UBIQUITY: This train of thought leads to the following question: Would you think it might be possible -- and very interesting -- to create a whole Liberal Arts program that has as its core the notion of design?

KOTELLY: Yes, absolutely. I've spoken to many undergraduate students at Tufts who are not sure which major to choose -- often because they have a lot of different interests. When I tell them about Human Factors, they say, "Oh, yes, that's what I want to be doing." Human Factors is great because we, as people, design all the time, right? Everyone designs all the time -- if they're making dinner for someone they think, "What am I going to cook for dinner?" Well, they're designing, even though they have a set of basic core templates built up in their head: Meat, vegetable, starch as a template. They have to fill that template in, right? They find a new way to make a new recipe to improve what they're doing -- a technique. How to speed things up. How to make a better presentation. Why did Martha Stewart get so big? Design. We design all the time, everybody does. I think you could build up a huge curriculum just about design. Making elegant software programming is design work. How you structure it so other people can use it. How you can structure it so that people can understand the structures and change them. So yes, absolutely! To me, a design core would be a wonderful way to structure a full liberal arts program.

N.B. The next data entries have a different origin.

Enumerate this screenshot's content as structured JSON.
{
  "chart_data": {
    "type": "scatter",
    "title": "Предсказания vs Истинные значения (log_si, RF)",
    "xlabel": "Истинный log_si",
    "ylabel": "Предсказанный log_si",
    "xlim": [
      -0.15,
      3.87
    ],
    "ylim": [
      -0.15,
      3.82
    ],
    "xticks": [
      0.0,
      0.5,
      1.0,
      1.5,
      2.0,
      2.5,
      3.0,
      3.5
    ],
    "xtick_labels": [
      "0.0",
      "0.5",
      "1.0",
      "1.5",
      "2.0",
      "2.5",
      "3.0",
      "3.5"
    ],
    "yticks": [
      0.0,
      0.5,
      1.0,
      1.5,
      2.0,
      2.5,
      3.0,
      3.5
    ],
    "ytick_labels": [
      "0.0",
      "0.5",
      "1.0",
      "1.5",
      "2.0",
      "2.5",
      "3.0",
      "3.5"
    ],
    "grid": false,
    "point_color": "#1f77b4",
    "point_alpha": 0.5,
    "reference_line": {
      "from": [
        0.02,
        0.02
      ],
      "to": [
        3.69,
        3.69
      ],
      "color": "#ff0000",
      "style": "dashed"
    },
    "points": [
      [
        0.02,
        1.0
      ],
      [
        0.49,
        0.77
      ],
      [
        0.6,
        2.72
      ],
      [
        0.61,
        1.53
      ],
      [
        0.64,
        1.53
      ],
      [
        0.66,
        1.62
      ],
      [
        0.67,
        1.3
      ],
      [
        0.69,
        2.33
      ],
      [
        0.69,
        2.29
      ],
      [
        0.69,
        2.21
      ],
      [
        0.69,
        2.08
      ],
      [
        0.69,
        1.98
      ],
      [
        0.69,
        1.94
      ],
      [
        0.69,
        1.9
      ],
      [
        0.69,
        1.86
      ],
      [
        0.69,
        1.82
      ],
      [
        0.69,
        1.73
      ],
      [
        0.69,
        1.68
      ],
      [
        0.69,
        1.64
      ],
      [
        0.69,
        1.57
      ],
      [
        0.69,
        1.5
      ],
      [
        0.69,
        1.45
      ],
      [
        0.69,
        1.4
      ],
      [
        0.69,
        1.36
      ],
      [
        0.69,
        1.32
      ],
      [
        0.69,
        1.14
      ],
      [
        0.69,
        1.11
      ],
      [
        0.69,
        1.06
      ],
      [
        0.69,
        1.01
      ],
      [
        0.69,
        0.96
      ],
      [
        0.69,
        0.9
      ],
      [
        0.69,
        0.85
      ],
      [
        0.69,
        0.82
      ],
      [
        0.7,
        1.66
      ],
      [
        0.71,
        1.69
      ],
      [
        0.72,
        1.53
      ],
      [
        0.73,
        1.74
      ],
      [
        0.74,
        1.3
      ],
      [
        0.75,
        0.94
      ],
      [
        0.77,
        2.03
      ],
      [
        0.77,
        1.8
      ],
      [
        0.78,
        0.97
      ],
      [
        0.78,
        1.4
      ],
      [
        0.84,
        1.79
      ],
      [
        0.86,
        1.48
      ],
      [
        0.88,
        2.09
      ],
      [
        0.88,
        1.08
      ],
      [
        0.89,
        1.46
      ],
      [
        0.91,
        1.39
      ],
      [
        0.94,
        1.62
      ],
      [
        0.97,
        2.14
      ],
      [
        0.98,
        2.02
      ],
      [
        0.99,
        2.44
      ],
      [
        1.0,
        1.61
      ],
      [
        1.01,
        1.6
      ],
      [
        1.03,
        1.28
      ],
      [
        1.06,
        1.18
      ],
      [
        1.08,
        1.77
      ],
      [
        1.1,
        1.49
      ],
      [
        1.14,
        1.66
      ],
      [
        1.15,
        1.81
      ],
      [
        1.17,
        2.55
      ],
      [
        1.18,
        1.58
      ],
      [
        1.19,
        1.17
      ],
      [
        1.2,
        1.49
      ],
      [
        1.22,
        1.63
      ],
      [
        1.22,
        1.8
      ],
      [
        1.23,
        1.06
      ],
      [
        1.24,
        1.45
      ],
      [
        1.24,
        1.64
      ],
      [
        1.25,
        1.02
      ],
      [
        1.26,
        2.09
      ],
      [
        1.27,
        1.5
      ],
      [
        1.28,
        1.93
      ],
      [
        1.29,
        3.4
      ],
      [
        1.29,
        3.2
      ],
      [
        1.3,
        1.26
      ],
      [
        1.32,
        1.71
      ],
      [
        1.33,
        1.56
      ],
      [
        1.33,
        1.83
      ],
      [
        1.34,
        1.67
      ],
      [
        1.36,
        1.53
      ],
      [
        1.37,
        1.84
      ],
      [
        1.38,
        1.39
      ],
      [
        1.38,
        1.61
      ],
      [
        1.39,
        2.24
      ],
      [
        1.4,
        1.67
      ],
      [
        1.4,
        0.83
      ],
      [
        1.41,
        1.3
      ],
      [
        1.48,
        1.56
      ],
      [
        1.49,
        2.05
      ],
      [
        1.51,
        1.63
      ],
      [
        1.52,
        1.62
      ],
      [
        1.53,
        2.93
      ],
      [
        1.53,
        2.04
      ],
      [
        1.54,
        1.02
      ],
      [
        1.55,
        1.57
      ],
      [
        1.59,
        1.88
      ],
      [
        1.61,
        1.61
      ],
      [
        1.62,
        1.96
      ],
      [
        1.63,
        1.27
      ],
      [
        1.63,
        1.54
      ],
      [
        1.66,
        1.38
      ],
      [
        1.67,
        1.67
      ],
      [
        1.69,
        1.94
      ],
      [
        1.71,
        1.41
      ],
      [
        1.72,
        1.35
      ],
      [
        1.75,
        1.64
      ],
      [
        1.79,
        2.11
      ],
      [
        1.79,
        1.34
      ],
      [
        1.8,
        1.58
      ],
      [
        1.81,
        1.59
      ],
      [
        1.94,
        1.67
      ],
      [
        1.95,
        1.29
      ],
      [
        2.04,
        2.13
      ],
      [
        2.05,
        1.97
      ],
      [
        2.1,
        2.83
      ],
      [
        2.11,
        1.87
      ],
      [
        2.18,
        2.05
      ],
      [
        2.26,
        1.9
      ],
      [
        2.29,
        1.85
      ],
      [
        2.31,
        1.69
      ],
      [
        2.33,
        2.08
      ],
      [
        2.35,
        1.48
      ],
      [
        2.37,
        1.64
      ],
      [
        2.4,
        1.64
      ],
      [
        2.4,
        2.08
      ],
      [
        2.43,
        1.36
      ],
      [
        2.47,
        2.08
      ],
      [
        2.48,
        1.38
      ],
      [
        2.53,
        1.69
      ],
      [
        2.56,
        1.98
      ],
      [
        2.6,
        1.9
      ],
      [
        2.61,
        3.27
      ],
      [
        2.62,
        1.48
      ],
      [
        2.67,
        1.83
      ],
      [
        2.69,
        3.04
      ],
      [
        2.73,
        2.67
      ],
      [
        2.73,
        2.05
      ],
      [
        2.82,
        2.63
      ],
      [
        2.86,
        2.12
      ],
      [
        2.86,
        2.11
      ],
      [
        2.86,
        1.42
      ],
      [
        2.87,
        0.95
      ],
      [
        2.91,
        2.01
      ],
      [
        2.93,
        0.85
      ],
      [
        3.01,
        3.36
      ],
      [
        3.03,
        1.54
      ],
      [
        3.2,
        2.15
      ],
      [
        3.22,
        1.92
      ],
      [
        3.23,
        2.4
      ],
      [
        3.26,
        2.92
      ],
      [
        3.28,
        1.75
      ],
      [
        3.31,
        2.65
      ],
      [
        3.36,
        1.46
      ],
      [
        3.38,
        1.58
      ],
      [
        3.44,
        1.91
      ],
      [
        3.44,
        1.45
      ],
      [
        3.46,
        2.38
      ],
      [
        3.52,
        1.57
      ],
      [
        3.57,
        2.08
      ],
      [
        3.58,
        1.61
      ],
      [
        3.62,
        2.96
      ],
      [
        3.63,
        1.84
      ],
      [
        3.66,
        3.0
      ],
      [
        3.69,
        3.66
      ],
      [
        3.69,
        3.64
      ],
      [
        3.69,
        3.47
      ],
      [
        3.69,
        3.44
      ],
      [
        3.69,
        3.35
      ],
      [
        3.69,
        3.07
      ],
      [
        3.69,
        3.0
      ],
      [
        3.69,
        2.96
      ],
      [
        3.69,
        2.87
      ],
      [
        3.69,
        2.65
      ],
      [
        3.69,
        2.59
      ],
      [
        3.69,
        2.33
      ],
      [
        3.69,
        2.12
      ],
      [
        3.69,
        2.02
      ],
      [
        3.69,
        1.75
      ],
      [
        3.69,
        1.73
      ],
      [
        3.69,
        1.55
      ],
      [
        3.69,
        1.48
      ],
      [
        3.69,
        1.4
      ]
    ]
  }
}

UBIQUITY: Ending an interview is like breaking up a meeting. If we were breaking up a larger meeting at some conference, and the instructions were: "All the artists go into the room on the left, and all the scientists go into that room on the right," which room would you go to?

KOTELLY: I'd stay in the same room I was in. I wouldn't budge. I mean, anything done well is both science and art. You have no choice. Things done poorly are one or the other, but things done well are both. Art -- especially if you really use the word "art" -- doesn't need to communicate. It's not a requirement. Design, though, needs to. When you're designing something, you're communicating. The area between art and science is the space of design. So I wouldn't budge. I do art, and I do science, and I call it design.